Ni que decir tiene que a los que ven una incitación a la pedofilia les remitiría a Mateo y les instigaría a que si sus ojos les hacen pecar se los arranquen. Es obvio que ni los padres de las niñas ni la agrupación ni la gente que la ve desfilar está pensando para nada en eso que, según vi en redes, comenzó a rular en videos parciales difundidos en Francia. El carnaval, como dejó escrito Bakhtin, es la segunda vida del pueblo, basada en el principio de la risa. El carnaval rechaza la moral de las clases dominantes de forma caricaturesca y grotesca: “El poder es rechazado de forma simbólica”. Durante el carnaval quedan abolidos la jerarquía, los privilegios, las reglas y los tabúes. La inquisición desatada en redes sobre la “hipersexualización de las niñas” no permite romper el tabú, se niega, y coloca una línea roja, como la coloca el cura, con un asunto que tiene también un punto de religioso, porque hay religiones sociales con voluntad de desbancar del trono a las teológicas. Las niñas no van disfrazadas de BDSM, van disfrazadas de mayores, porque son sus mayores, sus madres, sus vecinas, las que van delante vestidas exactamente igual. La agrupación carnavalera es un conjunto no disociable y en esa condición ganaron el premio al disfraz más divertido. Parece que en su pueblo nadie se escandalizó y fueron medios franceses los que lo hicieron por ellos. Luego mis adorados gabachos tienen concursos de minimisses, perfectamente sexualizadas, no para descojonarse de nada sino para ganar por su belleza. Hipocresía ambulante. 

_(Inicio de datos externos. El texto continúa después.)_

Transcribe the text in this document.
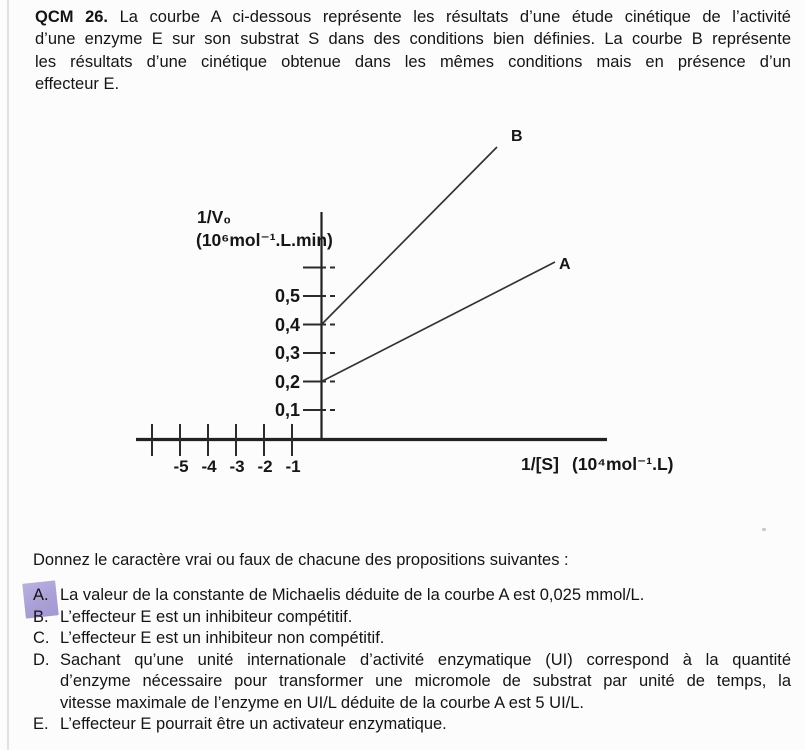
QCM 26. La courbe A ci-dessous représente les résultats d’une étude cinétique de l’activité
d’une enzyme E sur son substrat S dans des conditions bien définies. La courbe B représente
les résultats d’une cinétique obtenue dans les mêmes conditions mais en présence d’un
effecteur E.
1/V₀
(10⁶mol⁻¹.L.min)
0,5
0,4
0,3
0,2
0,1
-5 -4 -3 -2 -1
B
A
1/[S] (10⁴mol⁻¹.L)
Donnez le caractère vrai ou faux de chacune des propositions suivantes :
A. La valeur de la constante de Michaelis déduite de la courbe A est 0,025 mmol/L.
B. L’effecteur E est un inhibiteur compétitif.
C. L’effecteur E est un inhibiteur non compétitif.
D. Sachant qu’une unité internationale d’activité enzymatique (UI) correspond à la quantité
d’enzyme nécessaire pour transformer une micromole de substrat par unité de temps, la
vitesse maximale de l’enzyme en UI/L déduite de la courbe A est 5 UI/L.
E. L’effecteur E pourrait être un activateur enzymatique.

El carnaval ataca a las convenciones sociales, a las de cada época, y ese es su único sentido. Por eso lo prohibió Franco, por más que dijera que era para acabar con los crímenes que a veces se cometían bajo la impunidad de la máscara. Hoy el carnaval es legal y hasta subvencionado e institucional pero no sólo se lo quiere limitar en el tiempo, como es tradicional, sino también en los espacios y en las temáticas. “El carnaval se convierte así en un fasto oficial más con sus normas y su moral a seguir”, escribe Umberto Eco sobre la falsa libertad contemporánea, “ así debe lograr una transgresión contenida por la corrección política, la ofensa judicializada o la intención de prohibir cierto tipo de disfraces”. El maestro siempre tan certero. 

Y luego reflexionen sobre el desastre de la moral universal impulsada por las redes sociales que, en vez de abrirnos un canal de libertad, nos lanza a la constricción social ya no solo de nuestros paisanos sino del país, el continente y el mundo entero, con sus diversas paranoias y sus tabúes eficientes. En Torrevieja nadie la lio, como tampoco la liaron en Valencia con el ninot de la sodomización independentista. En las sociedades a las que pertenece, la subversión del orden normal de las cosas se entiende, se capta su sentido de denuncia grotesca y de espejo deformado. Los censores suelen estar algo más lejos, lo que les hace más capaces de aplicar la represión, muchas veces sobre lo que no entienden.

A mí nunca se me hubiera ocurrido disfrazar a unas niñas de políticos emputecidos, que es de lo que parece que iban –ya les he dicho que no me gusta el carnaval–, pero es que tampoco hubiera paseado nunca una vagina de plástico o escayola ni hubiera rapeado según que cosas ni hubiera dado golpes ni quemado un muñeco representando a nadie. Por no hacer nunca quemaría una bandera ni pondría boca abajo ni foto ni libro alguno. Voy más allá, ni siquiera pondría un lazo amarillo o una bandera rojigualda en el balcón de mi casa. Pero soy consciente de que soy yo la que no haría tal cosa y, por tanto, asumo que los demás lo hagan si así lo desean. Las tormentas morales son el opio del pueblo. Mientras te agitas con lo inocente se te escapa lo relevante. Así ha sido y así será. 

No pretendo sentar cátedra, cada uno que piense lo que quiera. Pero no olviden que en el caso de Osadía mayores y menores van disfrazados iguales y que, desde luego, pueden considerar que al pensar el disfraz general deberían haber visto que no era adecuado para las niñas y hasta ahí llega la cosa. Ni Fiscalías ni denuncias de los Abogados Cristianos ni ministras de Infancia ni linchamientos civiles ni tontadas varias. Eso o prohíban los carnavales para que vuelvan a ser transgresores por vetados. Y no olviden lo de prometer hasta meter que, en el fondo, es de lo que querían hablar estas gentes.